Hi,
We have a client currently being hosted on a single server in a data centre in the UK. They are asking about getting a level of physical redundancy built into the hosting infrastructure. If a plane lands on the data center, they want to be able to continue operating their website. They are not overly concerned about the service dropping out for a minute or two, but they want to avoid the hours spent offline whilst we restored from backups to another data center and redirected the DNS.
I've done some investigation and found two relatively cheap solutions:
1. Get an additional failover server hosted in another data centre. Operate some level of rsync and mySQL replication to the failover server. Then run a service like http://dynect.com/ to do a rudimentary form of failover via DNS. This is not a 100% solution for everyone (mainly people with badly configured long TTL DNS servers). The rsync/mysql replication is also open to potential problems. This seems like one of the cheapest solutions.

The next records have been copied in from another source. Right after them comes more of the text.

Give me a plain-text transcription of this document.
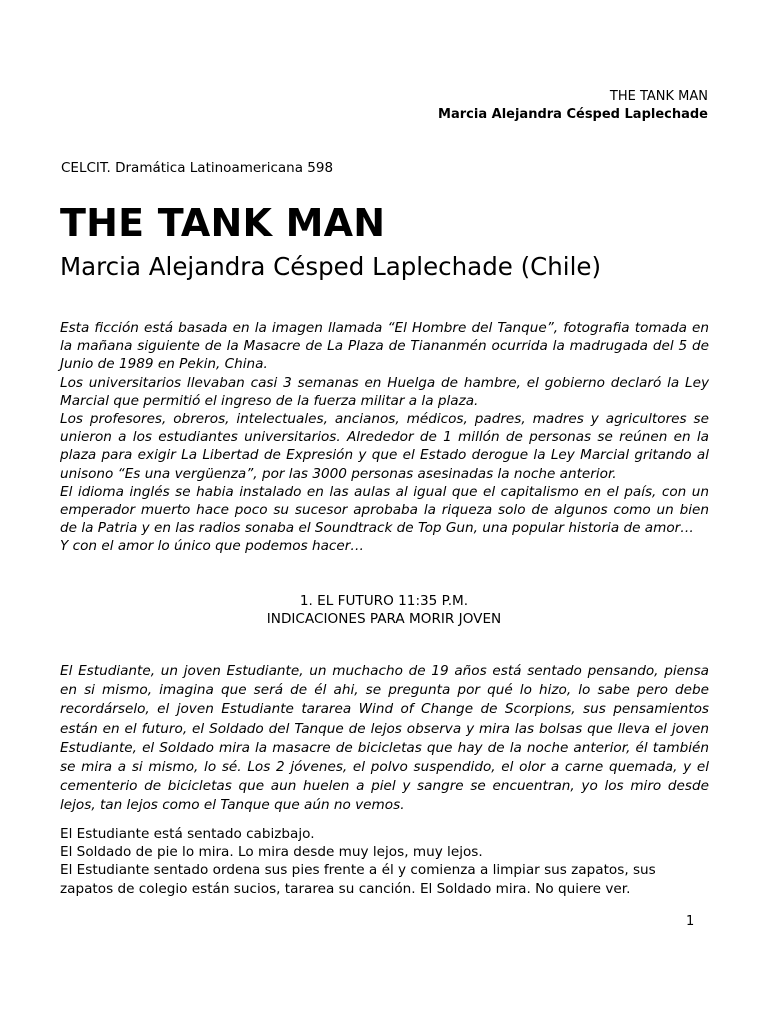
THE TANK MAN
Marcia Alejandra Césped Laplechade
CELCIT. Dramática Latinoamericana 598
THE TANK MAN
Marcia Alejandra Césped Laplechade (Chile)

Esta ficción está basada en la imagen llamada “El Hombre del Tanque”, fotografia tomada en la mañana siguiente de la Masacre de La Plaza de Tiananmén ocurrida la madrugada del 5 de Junio de 1989 en Pekin, China.

Los universitarios llevaban casi 3 semanas en Huelga de hambre, el gobierno declaró la Ley Marcial que permitió el ingreso de la fuerza militar a la plaza.

Los profesores, obreros, intelectuales, ancianos, médicos, padres, madres y agricultores se unieron a los estudiantes universitarios. Alrededor de 1 millón de personas se reúnen en la plaza para exigir La Libertad de Expresión y que el Estado derogue la Ley Marcial gritando al unisono “Es una vergüenza”, por las 3000 personas asesinadas la noche anterior.

El idioma inglés se habia instalado en las aulas al igual que el capitalismo en el país, con un emperador muerto hace poco su sucesor aprobaba la riqueza solo de algunos como un bien de la Patria y en las radios sonaba el Soundtrack de Top Gun, una popular historia de amor…

Y con el amor lo único que podemos hacer…

1. EL FUTURO 11:35 P.M.
INDICACIONES PARA MORIR JOVEN

El Estudiante, un joven Estudiante, un muchacho de 19 años está sentado pensando, piensa en si mismo, imagina que será de él ahi, se pregunta por qué lo hizo, lo sabe pero debe recordárselo, el joven Estudiante tararea Wind of Change de Scorpions, sus pensamientos están en el futuro, el Soldado del Tanque de lejos observa y mira las bolsas que lleva el joven Estudiante, el Soldado mira la masacre de bicicletas que hay de la noche anterior, él también se mira a si mismo, lo sé. Los 2 jóvenes, el polvo suspendido, el olor a carne quemada, y el cementerio de bicicletas que aun huelen a piel y sangre se encuentran, yo los miro desde lejos, tan lejos como el Tanque que aún no vemos.

El Estudiante está sentado cabizbajo.

El Soldado de pie lo mira. Lo mira desde muy lejos, muy lejos.

El Estudiante sentado ordena sus pies frente a él y comienza a limpiar sus zapatos, sus zapatos de colegio están sucios, tararea su canción. El Soldado mira. No quiere ver.

1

2. Use a provider with a SAN-based virtualisation setup with a backup data centre. I know Hostway offer this, but it is not cheap! In the event of a failover we just fire up our VMWare instance in the failover data center and pick up on the shared SAN.
Both of these are not ideal. 1 is a bit too flakey for my liking, and 2 is a bit too expensive for my client. Is there a neater solution that I am missing?
The application is Java/Struts2/Spring/Hibernate running Tomcat/Apache/MySQL on Linux .
Thanks!
1. The most cost effective in terms of immediate capital outlay is active-passive - which is pretty much #1 that you described. This is generally also less effort... and is generally easy to test.
2. The most cost effective long term strategy is active-active as you get ongoing use of both sites. Particularly if the client is happy for reduced performance in a DR scenario... Even if this isn't the case, at least you get a performance boost from the DR site.
This is usually more effort as you need things like replication to work/perform... And you also need to test a whole new range of failure scenarios.
This approach does have some other advantages though. For example, you can do rolling deploys very easily (upgrade DR first, bring down Prod, upgrade Prod).
3. A common hybrid is to have two active sites on the Tomcat/Apache end and active-passive for the MySQL. Depending on the DB load this can be a best of both worlds scenario.
4. Some other solutions use a coherent cache solution - e.g. Tangosol, which works with Hibernate/MySQL. As long as the latency between the two sites is low, then this should work. Tangosol is a non-free product, now owned by Oracle afaik, but I don't think it's prohibitively expensive... I've seen this used a lot, and it's probably a very simple and elegant solution, but I personally don't like adding another moving part in. A lot of people I've met swear by it though, particularly Hibernate users.